Par Elsa Girard-Basset | Journaliste web
À 54 ans, Alexandra Lamy a déjà derrière elle une carrière dense, populaire et respectée. Mais pour atteindre ce niveau de maîtrise et de crédibilité au théâtre comme à l’écran, l’ancienne héroïne d’Un gars, une fille a dû renoncer à une part très intime de ce qui la définissait. Il y a quelque temps, au micro de l’émission On Time, la comédienne est revenue sur ce sacrifice rarement évoqué, mais absolument central dans son parcours.
Figure appréciée du cinéma français, Alexandra Lamy s’est imposée en multipliant les registres, de la comédie à des rôles plus dramatiques, tout en conservant l’image d’une artiste solaire et authentique. Pourtant, lorsqu’elle est arrivée à Paris pour tenter sa chance, l’histoire était loin d’être gagnée. Venue du Sud, la comédienne portait un accent prononcé qui, dans les années 1990, pouvait encore constituer un frein majeur à certains rôles, notamment sur les planches où la diction codifiée restait la norme.
Pour faire du théâtre classique, et encore plus du Shakespeare, la future star a dû se plier à un travail vocal long et douloureux. C’est ce qu’elle a expliqué dans l’émission On Time, lorsqu’elle a évoqué ce passage obligé de ses débuts :
« Le plus dur ça a été de perdre un accent. Moi j’avais un accent du Sud mais horrible. Horrible, mais horrible ! Quand t’arrives à Paris et que tu veux faire du théâtre, tu peux pas faire du Shakespeare, tu vois, en parlant comme ça quoi, c’est un peu compliqué.

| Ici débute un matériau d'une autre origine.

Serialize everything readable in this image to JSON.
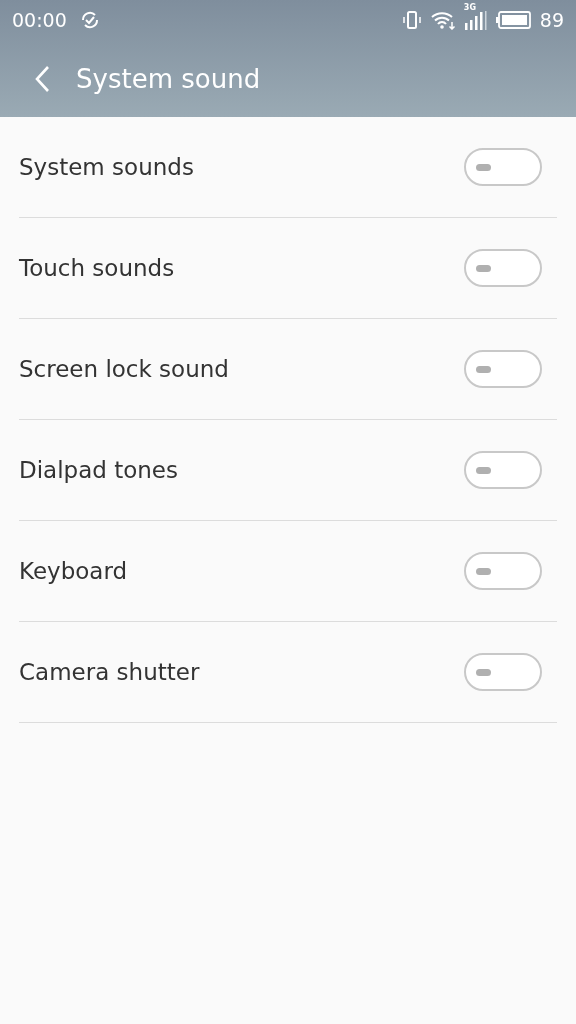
{
  "status_bar": {
    "time": "00:00",
    "network": "3G",
    "battery": "89"
  },
  "header": {
    "title": "System sound"
  },
  "settings": [
    {
      "label": "System sounds",
      "on": false
    },
    {
      "label": "Touch sounds",
      "on": false
    },
    {
      "label": "Screen lock sound",
      "on": false
    },
    {
      "label": "Dialpad tones",
      "on": false
    },
    {
      "label": "Keyboard",
      "on": false
    },
    {
      "label": "Camera shutter",
      "on": false
    }
  ]
}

J’avais des trucs où même parfois les gens ne me comprenaient pas. “Je veux bien du pain”, Pardon ? Du ‘paing’ ? Et donc il y avait des trucs où je faisais hyper attention, tout ce qui était en “en”. Donc j’évitais de dire on se retrouve maintenant. Maintenant c’était l’enfer. Donc on se retrouve tout de suite. J’ai dû changer les petits mots pour éviter qu’on m’entende. C’était le plus dur, c’était d’enlever un accent, c’est très dur d’enlever un accent. C’est long, c’est long, mais on était au conservatoire et on ne faisait pas passer une phrase sans qu’on l’ait quoi, et c’est dur »
À travers cet aveu, l’actrice met en lumière une réalité que vivent de nombreux comédiens issus des régions : gommer une identité vocale pour répondre aux standards d’un milieu encore marqué par la tradition. Un effort colossal, souvent invisible, mais qui a contribué à façonner sa carrière. Et si Alexandra Lamy a depuis retrouvé une liberté de ton et de rôle, elle n’oublie pas le chemin parcouru pour atteindre cette polyvalence.